One In Four Of UK SMEs Would Close Immediately After Losing A Key Person
More than one in four (26%) small businesses in the UK would have to immediately close if a key person died or became critically ill, according to the latest iteration of Legal & General’s research on the business protection market. The FTSE 100 financial services company’s State of Nation’s SMEs report found that 15% of businesses which had already suffered such an event had shut their doors. The research means that up 1.5 million SMEs could be at risk of immediate closure should the worst happen, while a further 26% of companies in the survey said they would cease trading within a year. A key person is someone whose illness or death would directly cause a financial issue for a business, such as a fall in revenue, loss of clients or even a loss of efficiencies.
Legal & General’s survey, which was first launched in 2009, prompts concerns about the wider economic impact that could be caused by businesses not having a Key Person insurance policy. According to a recent Government paper, SMEs account for more than 99% of Britain’s 5.7m private sector businesses and they employ over 16 million people. Legal & General’s research suggests that up to nearly three million of these companies could be at risk of closing within a year of losing a key person. It also means that around 4.3 million employees have little or no protection against losing their jobs if their employer suffered from a critical event.
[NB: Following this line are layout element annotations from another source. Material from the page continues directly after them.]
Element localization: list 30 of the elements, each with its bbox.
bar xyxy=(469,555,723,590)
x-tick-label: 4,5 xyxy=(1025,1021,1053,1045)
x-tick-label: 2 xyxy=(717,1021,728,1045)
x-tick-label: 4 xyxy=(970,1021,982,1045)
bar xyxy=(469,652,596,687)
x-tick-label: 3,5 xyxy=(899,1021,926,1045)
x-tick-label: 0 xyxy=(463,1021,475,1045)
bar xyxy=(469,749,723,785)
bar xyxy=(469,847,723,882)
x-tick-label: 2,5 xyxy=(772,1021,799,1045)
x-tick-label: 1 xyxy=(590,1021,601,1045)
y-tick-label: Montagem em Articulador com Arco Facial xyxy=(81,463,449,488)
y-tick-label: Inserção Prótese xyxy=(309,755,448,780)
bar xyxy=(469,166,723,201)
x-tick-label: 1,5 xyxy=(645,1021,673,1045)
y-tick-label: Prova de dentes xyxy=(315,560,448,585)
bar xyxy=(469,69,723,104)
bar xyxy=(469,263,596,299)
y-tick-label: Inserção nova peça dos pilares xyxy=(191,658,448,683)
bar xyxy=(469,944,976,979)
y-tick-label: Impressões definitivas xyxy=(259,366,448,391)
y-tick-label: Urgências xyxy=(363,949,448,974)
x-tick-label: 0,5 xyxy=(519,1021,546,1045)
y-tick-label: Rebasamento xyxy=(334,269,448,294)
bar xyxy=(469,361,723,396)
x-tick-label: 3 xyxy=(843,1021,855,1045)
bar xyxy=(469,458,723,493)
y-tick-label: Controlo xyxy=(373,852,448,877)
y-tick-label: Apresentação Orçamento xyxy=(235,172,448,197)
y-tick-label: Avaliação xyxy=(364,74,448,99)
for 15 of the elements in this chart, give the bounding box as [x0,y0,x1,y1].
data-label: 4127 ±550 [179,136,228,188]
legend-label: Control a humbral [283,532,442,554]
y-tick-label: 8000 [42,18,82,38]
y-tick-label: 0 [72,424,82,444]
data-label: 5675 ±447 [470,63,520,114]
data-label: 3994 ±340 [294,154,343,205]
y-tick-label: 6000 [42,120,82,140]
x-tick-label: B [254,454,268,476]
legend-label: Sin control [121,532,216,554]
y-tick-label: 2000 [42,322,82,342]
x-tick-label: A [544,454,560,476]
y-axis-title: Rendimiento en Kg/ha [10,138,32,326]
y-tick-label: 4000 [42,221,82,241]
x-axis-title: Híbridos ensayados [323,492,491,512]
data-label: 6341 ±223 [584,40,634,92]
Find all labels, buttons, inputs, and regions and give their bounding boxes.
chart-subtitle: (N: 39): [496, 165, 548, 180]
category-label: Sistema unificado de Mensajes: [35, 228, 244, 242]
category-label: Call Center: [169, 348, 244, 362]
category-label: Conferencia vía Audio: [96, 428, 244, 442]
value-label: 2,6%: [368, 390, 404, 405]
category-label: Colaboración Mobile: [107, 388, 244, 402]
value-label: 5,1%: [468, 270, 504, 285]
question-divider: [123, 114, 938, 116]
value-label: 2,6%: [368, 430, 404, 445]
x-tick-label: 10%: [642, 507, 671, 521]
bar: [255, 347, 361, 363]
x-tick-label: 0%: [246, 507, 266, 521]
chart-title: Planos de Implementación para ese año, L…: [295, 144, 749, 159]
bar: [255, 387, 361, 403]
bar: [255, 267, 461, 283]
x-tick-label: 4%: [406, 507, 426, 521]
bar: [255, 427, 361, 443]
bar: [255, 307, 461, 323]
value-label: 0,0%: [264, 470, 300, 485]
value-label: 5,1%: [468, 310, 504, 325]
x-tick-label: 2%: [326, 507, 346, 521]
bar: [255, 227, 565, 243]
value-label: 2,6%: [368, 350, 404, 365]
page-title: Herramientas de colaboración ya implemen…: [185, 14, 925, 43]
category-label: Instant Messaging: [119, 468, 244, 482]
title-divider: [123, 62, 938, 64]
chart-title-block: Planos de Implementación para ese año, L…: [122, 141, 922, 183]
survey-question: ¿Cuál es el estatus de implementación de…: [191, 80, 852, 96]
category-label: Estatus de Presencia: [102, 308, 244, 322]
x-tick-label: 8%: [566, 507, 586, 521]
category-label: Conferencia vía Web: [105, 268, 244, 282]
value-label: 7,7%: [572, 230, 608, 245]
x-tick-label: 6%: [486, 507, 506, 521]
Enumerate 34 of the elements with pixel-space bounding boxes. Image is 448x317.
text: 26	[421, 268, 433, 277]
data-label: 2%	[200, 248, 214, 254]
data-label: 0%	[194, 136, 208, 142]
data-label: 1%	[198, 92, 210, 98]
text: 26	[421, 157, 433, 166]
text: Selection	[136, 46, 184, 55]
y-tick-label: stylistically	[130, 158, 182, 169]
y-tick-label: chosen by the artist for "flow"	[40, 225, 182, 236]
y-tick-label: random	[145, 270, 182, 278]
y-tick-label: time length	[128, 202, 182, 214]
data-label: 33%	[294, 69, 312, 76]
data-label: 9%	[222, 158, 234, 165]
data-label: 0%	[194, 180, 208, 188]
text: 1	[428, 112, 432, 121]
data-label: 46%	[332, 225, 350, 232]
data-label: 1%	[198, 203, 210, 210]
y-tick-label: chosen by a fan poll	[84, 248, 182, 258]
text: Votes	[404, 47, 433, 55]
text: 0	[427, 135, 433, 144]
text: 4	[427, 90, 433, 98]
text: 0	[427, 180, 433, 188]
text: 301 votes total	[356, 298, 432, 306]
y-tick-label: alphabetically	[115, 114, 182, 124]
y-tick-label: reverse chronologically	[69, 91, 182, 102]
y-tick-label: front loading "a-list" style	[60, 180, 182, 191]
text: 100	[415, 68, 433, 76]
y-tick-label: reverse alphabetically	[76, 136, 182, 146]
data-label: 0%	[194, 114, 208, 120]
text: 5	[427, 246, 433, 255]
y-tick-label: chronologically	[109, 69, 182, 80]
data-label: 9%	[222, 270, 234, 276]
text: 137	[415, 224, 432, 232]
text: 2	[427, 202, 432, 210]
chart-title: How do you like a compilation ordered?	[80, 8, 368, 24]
Nearly two-thirds (63%) of the businesses Legal & General surveyed said they had more than one key person and SMEs were aware of the impact their loss could have on the firm’s operations. Across the more than 700 small companies surveyed, losing a key person was ranked as the number one concern. Of those SMEs which had already suffered from such an event, nearly a third (30%) said that a business owner or important employee dying or becoming critically ill had impacted their profits. Almost one in five (19%) said it had lost them the confidence of their customers.
However, though these businesses were aware of the potential effects of losing a key employee, 70% said that they had either never considered, or did not understand the need for business protection. In fact, just under half (48%) of those surveyed said they didn’t have cover in place for any of the key risks of key person, debt or share protection.
The research presents a clear opportunity for intermediaries to kickstart conversations with SME clients about Business Protection. Almost two-thirds of small business owners (63%) said they would be happy to be contacted by an adviser about this type of insurance.
Richard Kateley, Head of Intermediary Development at Legal & General, said: “Small and medium businesses are essential to Britain’s economy; they employ millions of people across the UK and make up more than 99% of the private sector. Yet our research shows that many of these companies could be a risk of closing their doors if a key person in their business died or became critically ill – more than a quarter would even have to cease trading immediately.
He went on saying that SMEs are acutely aware of the risk losing someone important to their business could have, but whilst many companies will insure their computer systems or buildings, they often don’t think about protecting their most important assets – their people. Without the relevant Business Protection, the impact of losing a key employee or business owner could threaten the ambitions and hard work of SMEs up and down the country.
“There is clearly still a significant lack of awareness about Business Protection. I firmly believe that financial advisers have a critical role to play changing this situation – nearly three-quarters of SMEs that took out business protection had sought advice beforehand. This shows the vital role intermediaries play in making sure businesses are protected. If they had not sort advice, they may have never considered cover in the first place. At Legal & General, we’re committed to working with intermediaries to ensure businesses, with the right knowledge, are better placed to make informed decisions and protect themselves against life’s unforeseen events,” the expert concluded.